◆エネ基踏まえた新戦略も模索
2050年のカーボンニュートラル実現に向けて、エネルギーの在り方は大きな変革期を迎えている。データセンターや半導体工場の増加などにより、世界の電力需要は増加基調が続くという見通しも確度が高いものになってきた。メーカー各社はこうした環境変化にいかに適応しようとしているのか。各社が経営戦略を具体化して実行するために策定した中長期の経営計画を改めて読み解き、そのポイントや進捗状況を紹介する。
東芝は2023年12月、「物言う株主」との対立などに起因する混乱から脱し、経営の自由度を高めるために非上場化した。現在は国内投資ファンドの日本産業パートナーズ(JIP)陣営の下で再建を目指す。目下の課題は「稼ぐ力」の立て直しだ。

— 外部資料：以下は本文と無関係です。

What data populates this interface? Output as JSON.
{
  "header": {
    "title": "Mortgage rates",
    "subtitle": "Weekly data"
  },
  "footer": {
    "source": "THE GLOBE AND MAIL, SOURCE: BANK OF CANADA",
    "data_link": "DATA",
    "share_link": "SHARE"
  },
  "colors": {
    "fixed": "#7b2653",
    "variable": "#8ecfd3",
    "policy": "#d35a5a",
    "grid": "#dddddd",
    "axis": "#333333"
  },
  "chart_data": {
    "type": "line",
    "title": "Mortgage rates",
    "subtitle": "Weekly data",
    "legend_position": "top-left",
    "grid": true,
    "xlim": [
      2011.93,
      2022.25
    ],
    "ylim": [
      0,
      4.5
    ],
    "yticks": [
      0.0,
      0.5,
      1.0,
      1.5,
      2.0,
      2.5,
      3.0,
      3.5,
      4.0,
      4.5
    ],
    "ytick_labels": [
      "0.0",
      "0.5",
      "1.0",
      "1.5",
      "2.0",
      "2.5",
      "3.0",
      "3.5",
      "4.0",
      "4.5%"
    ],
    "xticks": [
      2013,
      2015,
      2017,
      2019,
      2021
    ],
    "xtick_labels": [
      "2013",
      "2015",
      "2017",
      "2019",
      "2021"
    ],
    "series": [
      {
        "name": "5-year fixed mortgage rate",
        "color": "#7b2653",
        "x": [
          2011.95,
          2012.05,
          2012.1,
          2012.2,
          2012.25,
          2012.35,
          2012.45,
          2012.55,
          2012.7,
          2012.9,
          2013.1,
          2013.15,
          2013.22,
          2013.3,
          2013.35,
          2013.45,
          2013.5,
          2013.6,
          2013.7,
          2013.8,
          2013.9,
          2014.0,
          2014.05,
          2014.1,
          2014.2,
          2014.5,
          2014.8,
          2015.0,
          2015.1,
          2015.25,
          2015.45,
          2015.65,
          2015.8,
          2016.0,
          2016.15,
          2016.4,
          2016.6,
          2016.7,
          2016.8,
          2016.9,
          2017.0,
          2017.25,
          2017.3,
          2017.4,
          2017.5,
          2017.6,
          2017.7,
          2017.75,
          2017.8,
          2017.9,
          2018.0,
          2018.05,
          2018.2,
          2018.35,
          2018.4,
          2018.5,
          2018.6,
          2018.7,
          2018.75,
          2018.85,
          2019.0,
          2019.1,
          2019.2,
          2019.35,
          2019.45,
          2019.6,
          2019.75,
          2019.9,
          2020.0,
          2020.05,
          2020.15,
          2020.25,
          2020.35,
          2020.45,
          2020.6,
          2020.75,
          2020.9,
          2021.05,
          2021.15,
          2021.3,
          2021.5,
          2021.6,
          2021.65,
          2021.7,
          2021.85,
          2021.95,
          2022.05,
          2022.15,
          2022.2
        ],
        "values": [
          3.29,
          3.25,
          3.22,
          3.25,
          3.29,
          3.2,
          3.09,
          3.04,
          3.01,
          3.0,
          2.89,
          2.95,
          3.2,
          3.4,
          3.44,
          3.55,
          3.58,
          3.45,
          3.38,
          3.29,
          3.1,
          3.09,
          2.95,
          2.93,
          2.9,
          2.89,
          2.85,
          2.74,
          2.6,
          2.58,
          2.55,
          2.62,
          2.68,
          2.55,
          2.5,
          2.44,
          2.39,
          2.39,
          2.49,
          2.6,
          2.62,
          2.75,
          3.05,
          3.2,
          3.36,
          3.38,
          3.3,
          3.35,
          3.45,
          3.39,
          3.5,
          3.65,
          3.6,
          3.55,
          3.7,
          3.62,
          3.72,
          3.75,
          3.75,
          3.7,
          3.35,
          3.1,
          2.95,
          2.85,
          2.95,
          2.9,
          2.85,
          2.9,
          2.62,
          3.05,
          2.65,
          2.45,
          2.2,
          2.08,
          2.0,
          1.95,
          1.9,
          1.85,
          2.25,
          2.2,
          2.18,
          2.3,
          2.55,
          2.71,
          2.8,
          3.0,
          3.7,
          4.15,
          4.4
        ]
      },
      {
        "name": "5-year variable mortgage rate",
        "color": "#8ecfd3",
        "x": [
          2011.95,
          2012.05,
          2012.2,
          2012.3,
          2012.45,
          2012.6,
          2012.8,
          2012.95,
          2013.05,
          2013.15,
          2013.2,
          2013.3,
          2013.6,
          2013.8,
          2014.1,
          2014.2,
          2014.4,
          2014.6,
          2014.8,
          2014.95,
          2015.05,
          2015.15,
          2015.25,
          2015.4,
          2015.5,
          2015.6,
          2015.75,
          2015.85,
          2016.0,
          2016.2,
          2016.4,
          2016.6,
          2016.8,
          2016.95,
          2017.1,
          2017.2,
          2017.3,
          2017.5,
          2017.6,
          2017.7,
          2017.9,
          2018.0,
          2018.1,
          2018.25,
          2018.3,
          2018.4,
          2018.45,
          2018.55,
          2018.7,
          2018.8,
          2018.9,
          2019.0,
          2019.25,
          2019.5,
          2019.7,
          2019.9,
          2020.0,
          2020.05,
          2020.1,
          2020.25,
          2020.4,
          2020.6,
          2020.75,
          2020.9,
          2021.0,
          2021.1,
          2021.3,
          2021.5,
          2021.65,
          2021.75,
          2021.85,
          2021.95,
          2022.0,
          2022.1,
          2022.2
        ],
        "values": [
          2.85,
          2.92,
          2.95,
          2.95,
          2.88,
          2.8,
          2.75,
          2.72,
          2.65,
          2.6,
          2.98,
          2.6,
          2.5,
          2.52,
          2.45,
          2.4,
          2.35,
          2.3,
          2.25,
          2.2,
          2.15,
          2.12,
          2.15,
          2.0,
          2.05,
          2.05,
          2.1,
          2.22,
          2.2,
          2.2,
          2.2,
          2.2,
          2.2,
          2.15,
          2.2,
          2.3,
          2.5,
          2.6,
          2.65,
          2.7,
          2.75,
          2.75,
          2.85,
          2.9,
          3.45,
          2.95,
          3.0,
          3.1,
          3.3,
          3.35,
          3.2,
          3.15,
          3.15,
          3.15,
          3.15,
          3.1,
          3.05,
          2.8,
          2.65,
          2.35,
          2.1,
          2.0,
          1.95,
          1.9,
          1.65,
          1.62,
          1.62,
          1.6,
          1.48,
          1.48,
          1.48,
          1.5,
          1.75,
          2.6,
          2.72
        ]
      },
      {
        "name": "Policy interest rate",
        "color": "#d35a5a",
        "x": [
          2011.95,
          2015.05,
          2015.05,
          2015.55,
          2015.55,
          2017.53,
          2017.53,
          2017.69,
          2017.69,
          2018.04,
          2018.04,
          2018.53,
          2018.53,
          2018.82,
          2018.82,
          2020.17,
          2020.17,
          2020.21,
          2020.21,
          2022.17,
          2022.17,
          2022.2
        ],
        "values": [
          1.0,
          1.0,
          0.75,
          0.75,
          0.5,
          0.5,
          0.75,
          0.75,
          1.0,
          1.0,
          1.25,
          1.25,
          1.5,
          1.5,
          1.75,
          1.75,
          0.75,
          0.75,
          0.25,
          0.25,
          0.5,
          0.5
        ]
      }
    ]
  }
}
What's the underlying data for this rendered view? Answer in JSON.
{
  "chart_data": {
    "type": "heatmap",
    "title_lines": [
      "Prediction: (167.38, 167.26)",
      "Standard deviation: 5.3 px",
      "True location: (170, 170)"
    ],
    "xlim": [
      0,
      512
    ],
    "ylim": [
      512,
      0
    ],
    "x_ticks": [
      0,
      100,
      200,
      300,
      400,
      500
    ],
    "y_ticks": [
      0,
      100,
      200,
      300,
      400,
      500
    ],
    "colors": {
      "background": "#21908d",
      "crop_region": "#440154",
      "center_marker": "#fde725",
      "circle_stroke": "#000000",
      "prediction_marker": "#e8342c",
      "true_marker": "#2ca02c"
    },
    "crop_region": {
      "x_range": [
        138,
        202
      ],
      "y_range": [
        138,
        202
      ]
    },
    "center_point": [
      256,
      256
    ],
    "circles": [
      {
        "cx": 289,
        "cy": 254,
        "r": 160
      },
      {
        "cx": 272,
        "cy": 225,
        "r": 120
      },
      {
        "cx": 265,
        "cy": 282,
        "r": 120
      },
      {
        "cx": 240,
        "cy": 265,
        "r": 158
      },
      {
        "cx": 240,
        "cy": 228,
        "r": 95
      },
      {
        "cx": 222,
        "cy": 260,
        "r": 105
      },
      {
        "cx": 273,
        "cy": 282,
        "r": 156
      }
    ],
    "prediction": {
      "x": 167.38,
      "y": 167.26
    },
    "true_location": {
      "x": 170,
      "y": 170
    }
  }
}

19~23年度を対象とした前中期計画「ネクストプラン」では、23年度の連結売上高4兆円、営業利益率10%を目標に掲げた。初年度は順調な滑り出しを切ったに見えたが、トップラインを伸ばそうと設備投資や研究開発費を投じたことがたたって固定費が増加。質の悪い案件に手を伸ばした影響もあり、損益が悪化した。
その結果、23年度の営業利益は399億円と下振れ、営業利益率も1.2%と厳しい業績になった。固定費は1兆925億円と、売上高に対して33.2%を占め、利益水準を引き下げる大きな要因となった。
24~26年度の新中期計画となる「東芝再興計画」は、この反省が出発点になっていると言える。島田太郎社長は新中計を発表した会見で「改革の断行を通じて早期に営業利益率10%を達成し、会社を成長軌道に回帰させる」と力を込めた。
初年度は固定費を削減して損益分岐点売上高を引き下げることに集中する。そのために最大4千人の早期退職を募る。26年度の固定費は23年度比で5%減を目指す。